I was told that holding dual nationality, which Cruz did between 1970 and 2014, invalidates natural-born status permanently. A popular question often asked of Americans seeking dual nationality of a foreign country used to be, ‘Would you ever run for President of the United States?’ The implication is that, if the answer is yes, don’t apply for citizenship of Canada, the UK, France or wherever. Furthermore, relinquishing the second nationality does not restore natural-born status. It’s gone.
Also, Cruz’s father — a Cuban, then a Canadian — didn’t become a US citizen until 2005.
In Rubio‘s case, neither of his Cuban parents were naturalised at his birth in 1971. They did not become US citizens until 1975.
Cruz accused Donald Trump of not being natural-born because his mother was born in Scotland. However, that is a spurious accusation, because she was naturalised on March 10, 1942. The Donald was born four years later on June 14, 1946. Trump’s father Fred was born in New York, which makes the billionaire a natural-born citizen.
Many will ask, ‘So what?’ However, the Founding Fathers and their immediate successors were intent on ensuring that whoever was going to lead the Great Republic would have no foreign ties or allegiances, even though the earliest presidents were not born of two US citizens. They were thinking of a threat from Britain. By the time I was in school, this natural-born concept was explained in terms of Nazi Germany: ‘What if we had had a president with ties to the Third Reich?’
This is why questions were asked in 2008 about an obscure US senator known only to his peers and the Democratic Party elite. The results of that election have changed the course of American history with regard to eligibility and citizenship status. The country has since been divided on whether natural-born means of one or two parents and whether natural-born status is conferred automatically on those born on American soil regardless of parentage.
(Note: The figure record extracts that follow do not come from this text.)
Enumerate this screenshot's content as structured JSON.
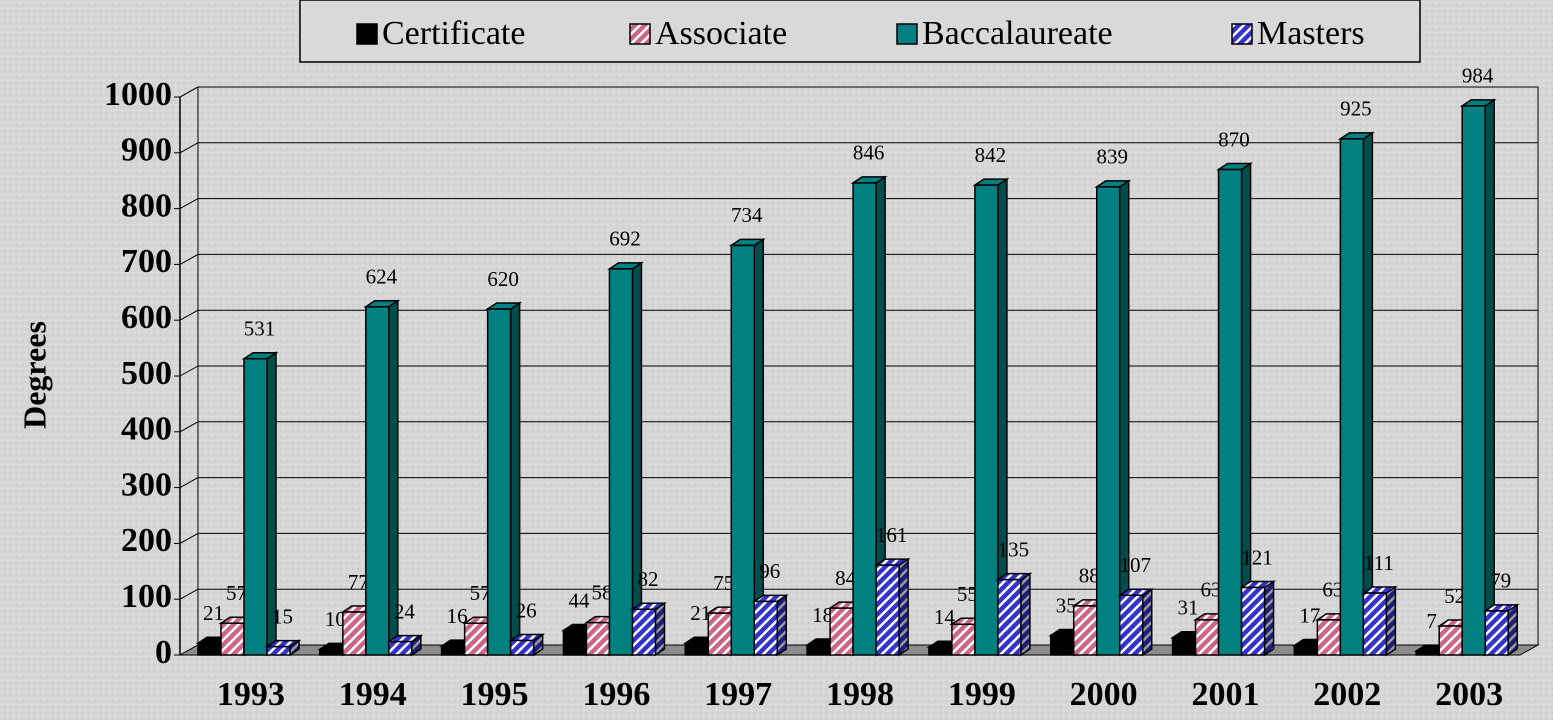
{
  "chart_data": {
    "type": "bar3d",
    "y_label": "Degrees",
    "categories": [
      "1993",
      "1994",
      "1995",
      "1996",
      "1997",
      "1998",
      "1999",
      "2000",
      "2001",
      "2002",
      "2003"
    ],
    "series": [
      {
        "name": "Certificate",
        "color": "#000000",
        "hatch": false,
        "values": [
          21,
          10,
          16,
          44,
          21,
          18,
          14,
          35,
          31,
          17,
          7
        ]
      },
      {
        "name": "Associate",
        "color": "#cc6688",
        "hatch": true,
        "values": [
          57,
          77,
          57,
          58,
          75,
          84,
          55,
          88,
          63,
          63,
          52
        ]
      },
      {
        "name": "Baccalaureate",
        "color": "#008080",
        "hatch": false,
        "values": [
          531,
          624,
          620,
          692,
          734,
          846,
          842,
          839,
          870,
          925,
          984
        ]
      },
      {
        "name": "Masters",
        "color": "#3333cc",
        "hatch": true,
        "values": [
          15,
          24,
          26,
          82,
          96,
          161,
          135,
          107,
          121,
          111,
          79
        ]
      }
    ],
    "ylim": [
      0,
      1000
    ],
    "yticks": [
      0,
      100,
      200,
      300,
      400,
      500,
      600,
      700,
      800,
      900,
      1000
    ],
    "grid": true,
    "legend": "top"
  }
}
The Democratic Party played a blinder with their communications and campaign machine.
It doesn’t matter whether a presidential candidate with questionable citizenship seems ‘nice’ or appears to be a ‘good American’, whatever that might mean. No one really knows until the candidate wins the election and assumes office.
Thinking ahead, one wonders how such lenient interpretations of citizenship will play out 20 or 30 years from now.
It’s also an issue European countries will need to consider sooner rather than later.